Furthermore, beyond the manifold ways that AI surveillance processing can be intentionally abused by human users, AI learning models also unsettlingly absorbs every data point that they are exposed to for integration into its models. Just as content creators are finding that their intellectual property is being incorporated into training sets for large language model AIs, American citizens may protest to their personal data being used to refine surveillance models without their knowledge or consent.
The extent to which surveillance data submitted to the AI tool is subsumed into the AI model itself is limited only by vendor’s terms and the government’s willingness to accede to them.

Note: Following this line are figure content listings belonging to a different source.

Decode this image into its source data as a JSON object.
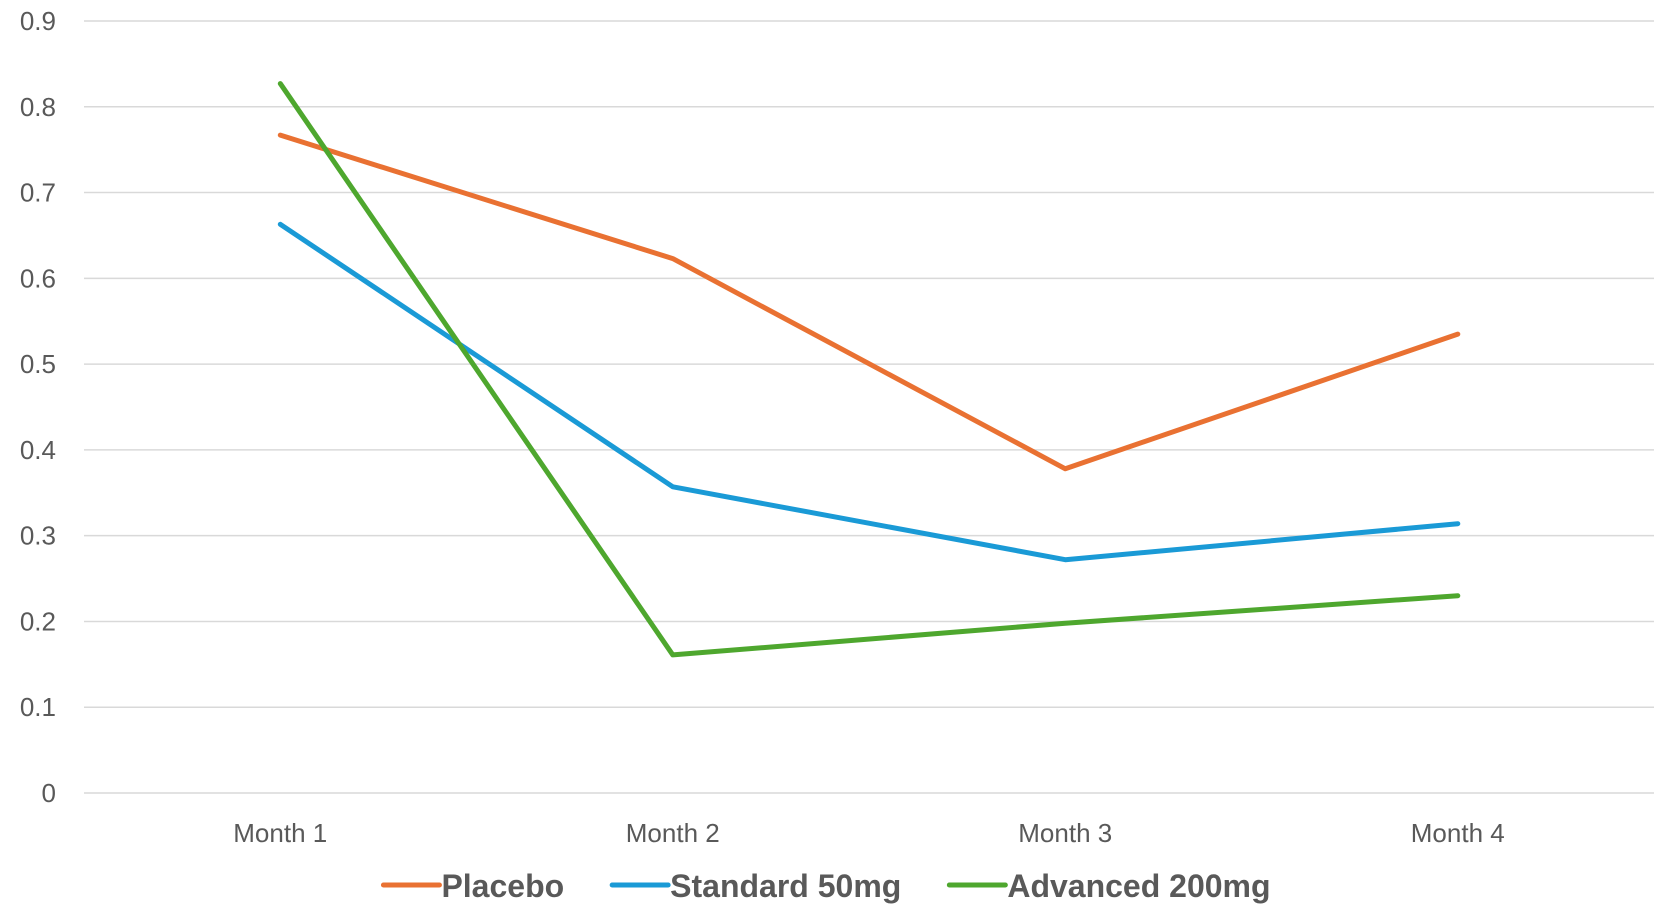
{
  "chart_data": {
    "type": "line",
    "categories": [
      "Month 1",
      "Month 2",
      "Month 3",
      "Month 4"
    ],
    "series": [
      {
        "name": "Placebo",
        "color": "#E97132",
        "values": [
          0.767,
          0.623,
          0.378,
          0.535
        ]
      },
      {
        "name": "Standard 50mg",
        "color": "#1A9AD6",
        "values": [
          0.663,
          0.357,
          0.272,
          0.314
        ]
      },
      {
        "name": "Advanced 200mg",
        "color": "#4EA72E",
        "values": [
          0.827,
          0.161,
          0.198,
          0.23
        ]
      }
    ],
    "y_ticks": [
      "0",
      "0.1",
      "0.2",
      "0.3",
      "0.4",
      "0.5",
      "0.6",
      "0.7",
      "0.8",
      "0.9"
    ],
    "ylim": [
      0,
      0.9
    ],
    "grid": true,
    "legend_position": "bottom",
    "gridline_color": "#D9D9D9",
    "text_color": "#595959"
  }
}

To date, companies are best served by strip-mining every byte of data that touches their models, only backpedaling if the practice meets with sustained public objection. From the standpoint of where Americans’ data resides, an embrace of AI surveillance analysis constitutes what is effectively a merging of data between public and private spheres: if the government “collects it all” and feeds it all to the AI, and the AI learns from it all—forever and for all other customers—then the data is completely in common between the two.
Effectively combating AI analytics’ novel attack on Americans’ digital privacy will hinge on the foresight, thoroughness, and wisdom of government regulations. AI models are notoriously opaque, with even their designers technically unable to audit or articulate how their creations make evaluations. Measures seeking to impose limits will have to stipulate when AI surveillance analysis tools can be used, and what data can be uploaded to them. Perhaps the last line of defense will be a general prohibition on using AI, or anything derived from its use, in the courtroom. While the government is certainly capable of abusing surveillance in ways short of criminally prosecuting targets, blanket bans will reduce the incentive to use them in investigations lest prosecutions be dismissed.
Before any of that is viable, civil liberties defenders will need to take up the arduous task of educating themselves on the functional basics of AI technology. This is why organizations like the EFF (an ally of CCDBR through the former’s Electronic Frontier Alliance) are indispensable. Their expertise is more vital now than ever. Only through cooperation and dedication can a future of AI-enabled runaway surveillance be forestalled.